I waited for him to ask how she knew the fish were poisoned. Instead he said, “What sort of fish? A community tank, I suppose? Mollies and swordtails and the like?”

“No. I don’t have a community tank. These were Scats.”

“Ah. Scatophagus argus.”

“These were Scatophagus tetracanthus, actually.”

“Indeed.” He seemed impressed. He thinks everybody should know the Latin name of everything, and I get a lecture to that effect on the average of once every three days. “The tetracanthus are imported less often. And most retailers sell them as argus because few hobbyists know the difference. These were definitely tetracanthus, you say?”

“Yes.”

“How many did you have?”

“One hundred twenty-three.”

“Indeed. You must be rather fond of the species. You must also have had an extremely large tank.”
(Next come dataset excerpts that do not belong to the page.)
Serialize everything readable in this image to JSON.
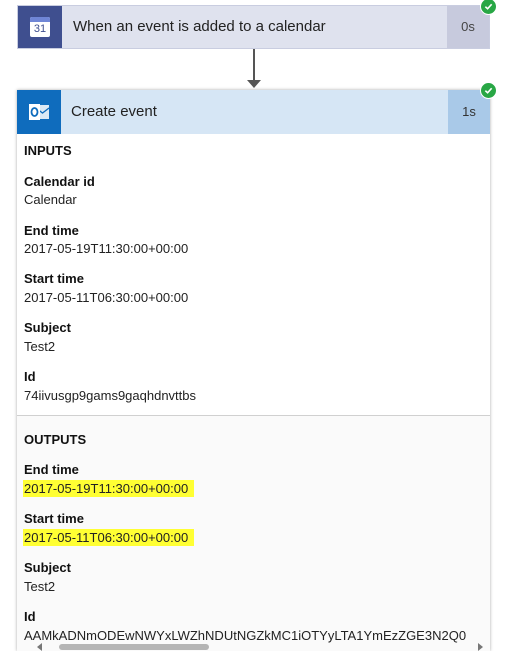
{
  "trigger": {
    "title": "When an event is added to a calendar",
    "duration": "0s",
    "icon": "calendar-icon",
    "icon_text": "31",
    "status": "succeeded"
  },
  "action": {
    "title": "Create event",
    "duration": "1s",
    "icon": "outlook-icon",
    "status": "succeeded",
    "inputs": {
      "heading": "INPUTS",
      "fields": [
        {
          "label": "Calendar id",
          "value": "Calendar"
        },
        {
          "label": "End time",
          "value": "2017-05-19T11:30:00+00:00"
        },
        {
          "label": "Start time",
          "value": "2017-05-11T06:30:00+00:00"
        },
        {
          "label": "Subject",
          "value": "Test2"
        },
        {
          "label": "Id",
          "value": "74iivusgp9gams9gaqhdnvttbs"
        }
      ]
    },
    "outputs": {
      "heading": "OUTPUTS",
      "fields": [
        {
          "label": "End time",
          "value": "2017-05-19T11:30:00+00:00",
          "highlighted": true
        },
        {
          "label": "Start time",
          "value": "2017-05-11T06:30:00+00:00",
          "highlighted": true
        },
        {
          "label": "Subject",
          "value": "Test2"
        },
        {
          "label": "Id",
          "value": "AAMkADNmODEwNWYxLWZhNDUtNGZkMC1iOTYyLTA1YmEzZGE3N2Q0"
        }
      ]
    }
  },
  "colors": {
    "trigger_icon_bg": "#3f4f8f",
    "trigger_card_bg": "#dfe2ee",
    "action_icon_bg": "#0f6cbd",
    "action_header_bg": "#d6e6f5",
    "success": "#28a745",
    "highlight": "#ffff33"
  }
}
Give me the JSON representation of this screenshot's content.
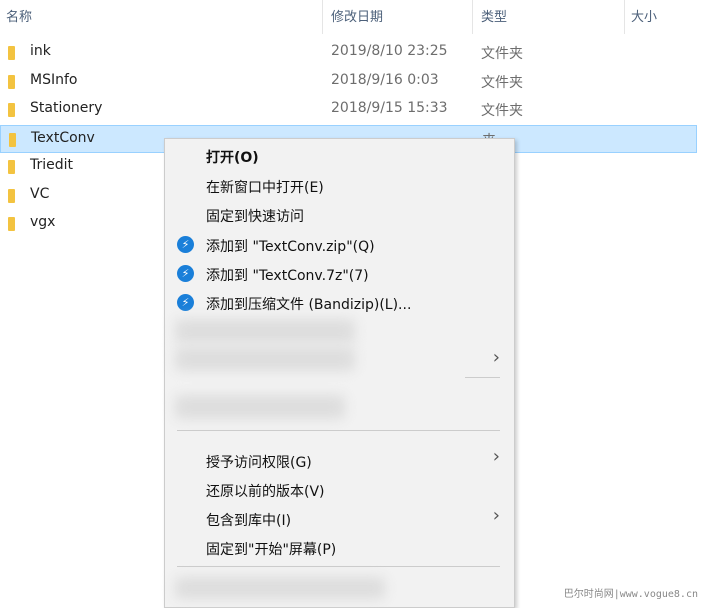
{
  "header": {
    "name": "名称",
    "date": "修改日期",
    "type": "类型",
    "size": "大小"
  },
  "rows": [
    {
      "name": "ink",
      "date": "2019/8/10 23:25",
      "type": "文件夹"
    },
    {
      "name": "MSInfo",
      "date": "2018/9/16 0:03",
      "type": "文件夹"
    },
    {
      "name": "Stationery",
      "date": "2018/9/15 15:33",
      "type": "文件夹"
    },
    {
      "name": "TextConv",
      "date": "",
      "type": "夹",
      "selected": true
    },
    {
      "name": "Triedit",
      "date": "",
      "type": "夹"
    },
    {
      "name": "VC",
      "date": "",
      "type": "夹"
    },
    {
      "name": "vgx",
      "date": "",
      "type": "夹"
    }
  ],
  "menu": {
    "open": "打开(O)",
    "open_new_window": "在新窗口中打开(E)",
    "pin_quick_access": "固定到快速访问",
    "add_zip": "添加到 \"TextConv.zip\"(Q)",
    "add_7z": "添加到 \"TextConv.7z\"(7)",
    "add_bandizip": "添加到压缩文件 (Bandizip)(L)...",
    "grant_access": "授予访问权限(G)",
    "restore_versions": "还原以前的版本(V)",
    "include_library": "包含到库中(I)",
    "pin_start": "固定到\"开始\"屏幕(P)"
  },
  "watermark": "巴尔时尚网|www.vogue8.cn",
  "colors": {
    "selection": "#cce8ff",
    "menu_bg": "#f2f2f2",
    "bandizip": "#1a7fd9"
  }
}
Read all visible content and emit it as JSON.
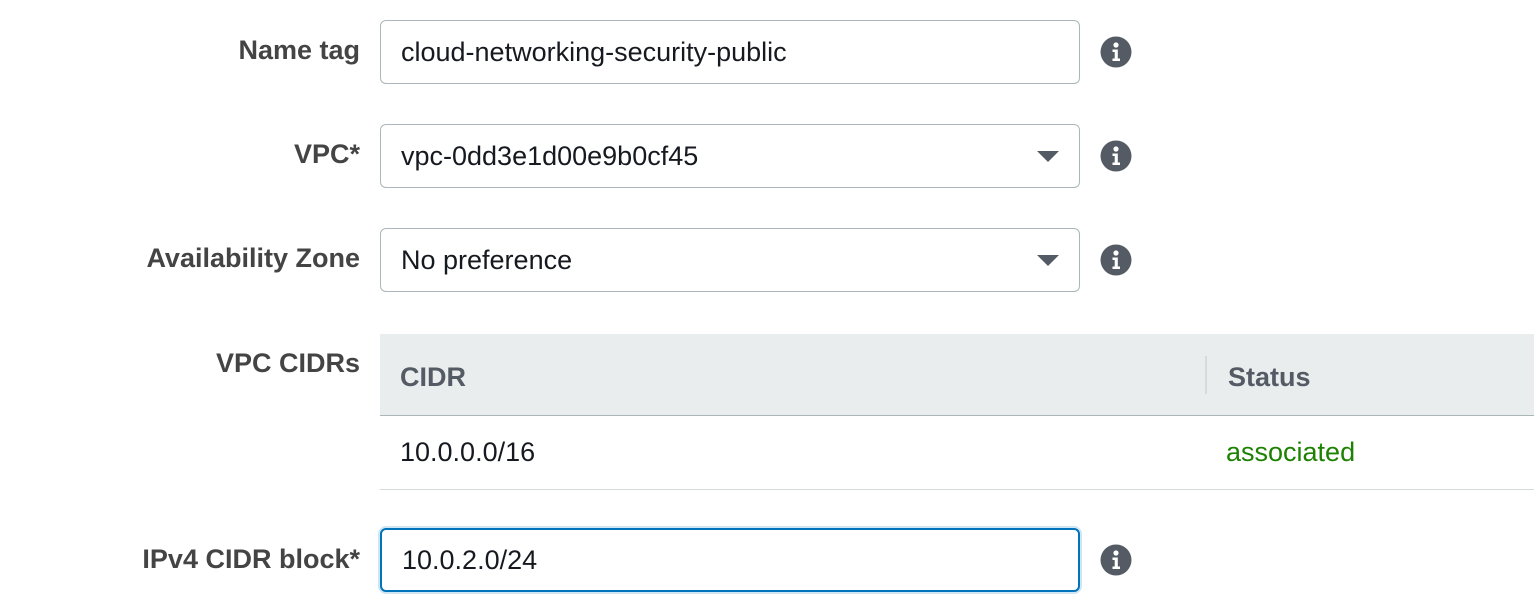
{
  "form": {
    "name_tag": {
      "label": "Name tag",
      "value": "cloud-networking-security-public",
      "icon": "info-icon"
    },
    "vpc": {
      "label": "VPC*",
      "selected": "vpc-0dd3e1d00e9b0cf45",
      "icon": "info-icon"
    },
    "availability_zone": {
      "label": "Availability Zone",
      "selected": "No preference",
      "icon": "info-icon"
    },
    "vpc_cidrs": {
      "label": "VPC CIDRs",
      "columns": [
        "CIDR",
        "Status"
      ],
      "rows": [
        {
          "cidr": "10.0.0.0/16",
          "status": "associated"
        }
      ]
    },
    "ipv4_cidr_block": {
      "label": "IPv4 CIDR block*",
      "value": "10.0.2.0/24",
      "icon": "info-icon"
    }
  },
  "colors": {
    "label_text": "#444444",
    "field_border": "#aab7b8",
    "focus_border": "#0073bb",
    "table_header_bg": "#eaeded",
    "status_associated": "#1d8102",
    "info_icon": "#545b64"
  }
}
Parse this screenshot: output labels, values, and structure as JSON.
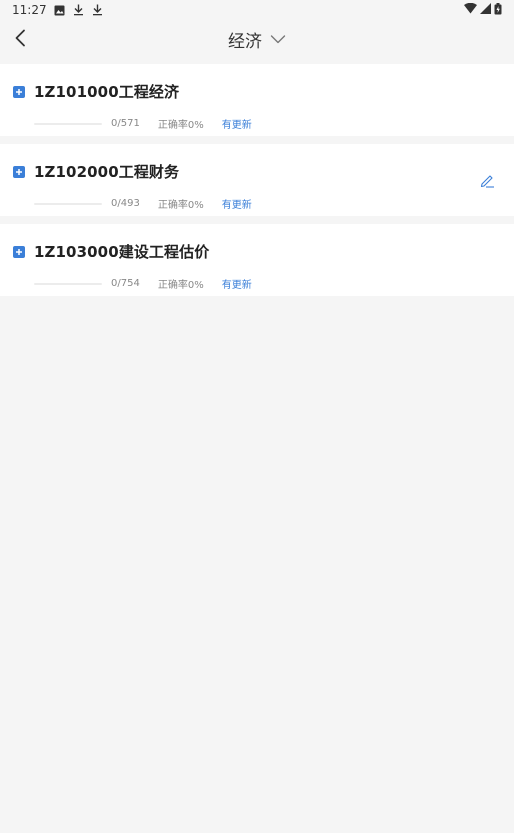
{
  "status_bar": {
    "time": "11:27",
    "left_icons": [
      "photo-icon",
      "download-icon",
      "download-icon"
    ],
    "right_icons": [
      "wifi-icon",
      "signal-icon",
      "battery-icon"
    ]
  },
  "nav": {
    "title": "经济",
    "back_icon": "back-arrow-icon",
    "dropdown_icon": "chevron-down-icon"
  },
  "chapters": [
    {
      "title": "1Z101000工程经济",
      "count": "0/571",
      "accuracy": "正确率0%",
      "update": "有更新",
      "progress": 0,
      "editable": false
    },
    {
      "title": "1Z102000工程财务",
      "count": "0/493",
      "accuracy": "正确率0%",
      "update": "有更新",
      "progress": 0,
      "editable": true
    },
    {
      "title": "1Z103000建设工程估价",
      "count": "0/754",
      "accuracy": "正确率0%",
      "update": "有更新",
      "progress": 0,
      "editable": false
    }
  ],
  "colors": {
    "accent": "#3b7fd8",
    "background": "#f5f5f5",
    "card": "#ffffff"
  }
}
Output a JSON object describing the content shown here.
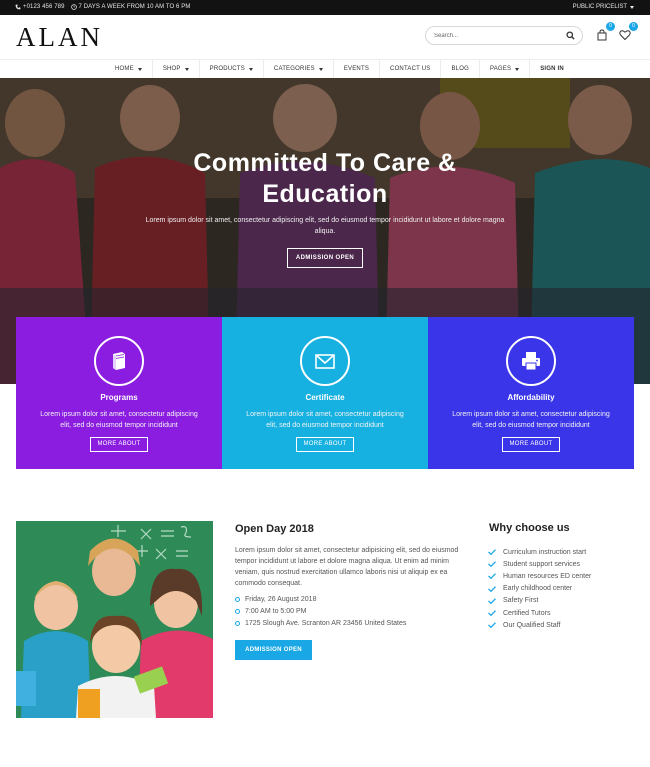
{
  "topbar": {
    "phone": "+0123 456 789",
    "hours": "7 DAYS A WEEK FROM 10 AM TO 6 PM",
    "pricelist": "PUBLIC PRICELIST"
  },
  "header": {
    "logo": "ALAN",
    "search_placeholder": "Search...",
    "cart_count": "0",
    "wishlist_count": "0"
  },
  "nav": {
    "items": [
      {
        "label": "HOME",
        "dropdown": true
      },
      {
        "label": "SHOP",
        "dropdown": true
      },
      {
        "label": "PRODUCTS",
        "dropdown": true
      },
      {
        "label": "CATEGORIES",
        "dropdown": true
      },
      {
        "label": "EVENTS",
        "dropdown": false
      },
      {
        "label": "CONTACT US",
        "dropdown": false
      },
      {
        "label": "BLOG",
        "dropdown": false
      },
      {
        "label": "PAGES",
        "dropdown": true
      },
      {
        "label": "SIGN IN",
        "dropdown": false
      }
    ]
  },
  "hero": {
    "title_line1": "Committed To Care &",
    "title_line2": "Education",
    "text": "Lorem ipsum dolor sit amet, consectetur adipiscing elit, sed do eiusmod tempor incididunt ut labore et dolore magna aliqua.",
    "button": "ADMISSION OPEN"
  },
  "features": [
    {
      "title": "Programs",
      "icon": "book-icon",
      "color": "#8a1de0",
      "text": "Lorem ipsum dolor sit amet, consectetur adipiscing elit, sed do eiusmod tempor incididunt",
      "button": "MORE ABOUT"
    },
    {
      "title": "Certificate",
      "icon": "mail-icon",
      "color": "#16b1e0",
      "text": "Lorem ipsum dolor sit amet, consectetur adipiscing elit, sed do eiusmod tempor incididunt",
      "button": "MORE ABOUT"
    },
    {
      "title": "Affordability",
      "icon": "printer-icon",
      "color": "#3a35e8",
      "text": "Lorem ipsum dolor sit amet, consectetur adipiscing elit, sed do eiusmod tempor incididunt",
      "button": "MORE ABOUT"
    }
  ],
  "open_day": {
    "title": "Open Day 2018",
    "text": "Lorem ipsum dolor sit amet, consectetur adipisicing elit, sed do eiusmod tempor incididunt ut labore et dolore magna aliqua. Ut enim ad minim veniam, quis nostrud exercitation ullamco laboris nisi ut aliquip ex ea commodo consequat.",
    "details": [
      "Friday, 26 August 2018",
      "7:00 AM to 5:00 PM",
      "1725 Slough Ave. Scranton AR 23456 United States"
    ],
    "button": "ADMISSION OPEN"
  },
  "why": {
    "title": "Why choose us",
    "items": [
      "Curriculum instruction start",
      "Student support services",
      "Human resources ED center",
      "Early childhood center",
      "Safety First",
      "Certified Tutors",
      "Our Qualified Staff"
    ]
  },
  "colors": {
    "accent": "#1aa7e5",
    "purple": "#8a1de0",
    "cyan": "#16b1e0",
    "blue": "#3a35e8"
  }
}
“It’s a twenty-nine gallon tank.”

He frowned. “Good heavens!’ he said. “You must have stacked them like cordwood.”

“All but two were fry. They had plenty of room.”

“Fry?” His eyebrows went up, first at the word she used, then at the implications. Most people who keep fish, and certainly most people who look anything like Tulip Willing, call baby fish baby fish. She called them fry. Then, when the whole idea sank in, he leaned forward and waggled a finger at her. “Impossible,” he said.

“What’s impossible?”

“Neither of the Scatophagus species has ever spawned in captivity.”

“I spawned them. And it’s been done before.”

“By Rachow, yes. But he had an accident and lost the lot, and he was never able to repeat the procedure. Nor has anyone else had any success.”

“I had success,” she said.

“Impossible,” he said again. “No one but Rachow ever induced the little devils to spawn. And he was working with argus, not tetracanthus.” He paused abruptly and his eyes crawled upward and examined the ceiling. “Wait just one moment,” he said. “Just one moment.”

I looked at Tulip and watched her wait one moment. There was the hint of a private smile on her lips.

“There was a spawning,” he said finally. “Not of argus. Of tetracanthus. It was reported in Copeia a year ago. The fish spawned but a fungus destroyed the spawn before they hatched. The author was—let me think. Wolinski. T. J. Wolinski. He’s done other articles for aquarist publications.”